Sonia Gonzalez-Martinez, Editor

Sonia has been an editor for over ten years. She learned her craft as an assistant editor for such esteemed directors as Spike Lee, Milos Forman, Alan J. Pakula, Ted Demme and Robert Redford. As an editor, Sonia has cut numerous shorts and DVD Special Features. In 2008, she was the editor on Vin Diesel’s film, “LOS BANDOLEROS,” the short prequel to the newest FAST & FURIOUS film. Sonia was also the editor of the independent features DESTINATION UNKNOWN, EL CIRCULO VICIOSO and AFRODITE SUPERSTAR and the PBS-documentary NUYORICANS. Sonia was also co-editor on the feature documentary, ANTONIA PANTOJA: ¡PRESENTE! about the life and work of Puerto Rican educator Dr. Antonia Pantoja. Sonia is presently editing PASSIONATE POLITICS: THE LIFE & WORK OF CHARLOTTE BUNCH, about the renowned feminist activist Charlotte Bunch.

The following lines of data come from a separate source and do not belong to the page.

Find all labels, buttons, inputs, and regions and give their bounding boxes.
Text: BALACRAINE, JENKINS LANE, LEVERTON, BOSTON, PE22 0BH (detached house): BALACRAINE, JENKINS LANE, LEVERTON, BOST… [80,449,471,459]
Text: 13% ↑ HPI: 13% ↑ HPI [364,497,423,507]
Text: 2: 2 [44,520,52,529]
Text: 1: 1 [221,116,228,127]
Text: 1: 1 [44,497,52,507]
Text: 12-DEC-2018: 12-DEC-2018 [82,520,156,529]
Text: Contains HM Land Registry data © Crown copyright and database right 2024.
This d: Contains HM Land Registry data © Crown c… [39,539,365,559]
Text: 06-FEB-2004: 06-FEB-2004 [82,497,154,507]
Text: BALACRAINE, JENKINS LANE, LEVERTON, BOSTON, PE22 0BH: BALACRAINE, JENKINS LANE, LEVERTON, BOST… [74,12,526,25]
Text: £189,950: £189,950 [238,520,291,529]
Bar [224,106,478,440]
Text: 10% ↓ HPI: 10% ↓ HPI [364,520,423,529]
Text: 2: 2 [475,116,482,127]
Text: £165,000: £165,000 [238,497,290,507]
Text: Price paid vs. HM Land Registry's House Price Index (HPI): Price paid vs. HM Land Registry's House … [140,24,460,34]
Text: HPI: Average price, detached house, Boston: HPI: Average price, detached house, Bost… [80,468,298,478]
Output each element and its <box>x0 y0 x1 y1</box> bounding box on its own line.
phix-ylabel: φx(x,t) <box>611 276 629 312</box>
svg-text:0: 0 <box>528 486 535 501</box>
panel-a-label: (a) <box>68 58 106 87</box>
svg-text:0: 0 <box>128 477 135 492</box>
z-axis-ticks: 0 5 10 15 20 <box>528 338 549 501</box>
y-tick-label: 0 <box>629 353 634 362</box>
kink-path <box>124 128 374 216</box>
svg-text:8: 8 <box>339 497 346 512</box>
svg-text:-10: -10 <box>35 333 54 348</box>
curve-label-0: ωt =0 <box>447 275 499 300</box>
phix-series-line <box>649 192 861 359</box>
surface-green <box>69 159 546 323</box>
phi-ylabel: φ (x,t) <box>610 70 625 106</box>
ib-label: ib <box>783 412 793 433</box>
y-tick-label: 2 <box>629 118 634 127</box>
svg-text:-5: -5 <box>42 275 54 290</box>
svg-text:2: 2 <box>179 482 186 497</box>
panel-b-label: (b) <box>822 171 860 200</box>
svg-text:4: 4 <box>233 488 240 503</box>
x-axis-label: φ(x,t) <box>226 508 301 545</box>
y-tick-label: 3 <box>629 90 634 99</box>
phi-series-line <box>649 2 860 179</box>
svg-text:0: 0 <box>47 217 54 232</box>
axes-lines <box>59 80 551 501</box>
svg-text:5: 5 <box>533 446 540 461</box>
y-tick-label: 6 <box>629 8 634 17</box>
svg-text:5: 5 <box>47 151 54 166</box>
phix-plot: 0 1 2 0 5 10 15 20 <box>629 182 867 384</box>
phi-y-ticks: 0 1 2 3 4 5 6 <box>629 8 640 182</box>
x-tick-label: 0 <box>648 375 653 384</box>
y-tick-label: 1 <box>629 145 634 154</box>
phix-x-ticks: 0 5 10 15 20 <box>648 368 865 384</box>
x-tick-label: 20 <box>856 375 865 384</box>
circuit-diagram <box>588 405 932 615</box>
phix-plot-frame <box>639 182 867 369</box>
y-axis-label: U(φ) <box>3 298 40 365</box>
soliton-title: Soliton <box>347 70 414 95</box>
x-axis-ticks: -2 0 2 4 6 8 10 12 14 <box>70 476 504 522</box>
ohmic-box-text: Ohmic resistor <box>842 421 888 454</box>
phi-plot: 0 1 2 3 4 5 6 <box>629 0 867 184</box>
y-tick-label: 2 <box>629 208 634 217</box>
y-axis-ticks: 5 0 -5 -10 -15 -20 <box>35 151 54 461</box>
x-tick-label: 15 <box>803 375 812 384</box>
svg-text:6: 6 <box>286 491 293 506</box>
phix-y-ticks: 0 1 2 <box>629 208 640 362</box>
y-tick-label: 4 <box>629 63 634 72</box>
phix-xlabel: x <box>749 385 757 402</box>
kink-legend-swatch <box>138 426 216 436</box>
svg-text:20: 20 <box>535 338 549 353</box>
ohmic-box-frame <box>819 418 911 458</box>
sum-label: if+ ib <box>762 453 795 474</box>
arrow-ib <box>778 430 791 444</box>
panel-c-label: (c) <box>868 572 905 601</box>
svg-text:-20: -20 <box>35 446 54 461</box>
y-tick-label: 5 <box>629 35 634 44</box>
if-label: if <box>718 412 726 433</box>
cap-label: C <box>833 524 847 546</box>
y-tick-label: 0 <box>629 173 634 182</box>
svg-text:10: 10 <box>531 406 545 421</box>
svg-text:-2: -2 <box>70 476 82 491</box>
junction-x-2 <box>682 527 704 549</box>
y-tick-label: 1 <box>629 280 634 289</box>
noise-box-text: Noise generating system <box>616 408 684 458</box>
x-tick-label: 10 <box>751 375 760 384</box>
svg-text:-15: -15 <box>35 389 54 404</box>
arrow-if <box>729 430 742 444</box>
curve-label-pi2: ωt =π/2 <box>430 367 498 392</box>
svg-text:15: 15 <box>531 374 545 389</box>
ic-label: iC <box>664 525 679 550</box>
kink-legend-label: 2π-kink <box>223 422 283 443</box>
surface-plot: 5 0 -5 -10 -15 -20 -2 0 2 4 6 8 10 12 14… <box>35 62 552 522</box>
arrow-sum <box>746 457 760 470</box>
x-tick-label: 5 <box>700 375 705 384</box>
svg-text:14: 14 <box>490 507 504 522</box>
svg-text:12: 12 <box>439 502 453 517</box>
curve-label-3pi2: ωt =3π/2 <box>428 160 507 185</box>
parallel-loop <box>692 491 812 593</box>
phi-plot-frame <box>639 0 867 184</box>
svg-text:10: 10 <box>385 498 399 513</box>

Sonia also directed her own documentary, BRAGGING RIGHTS: STICKBALL STORIES, which examines how the New York City game of stickball has developed leadership, healed racial tension and created lifelong friendships throughout its long and vibrant history. BRAGGING RIGHTS: STICKBALL STORIES was nominated for an ALMA Award in 2008.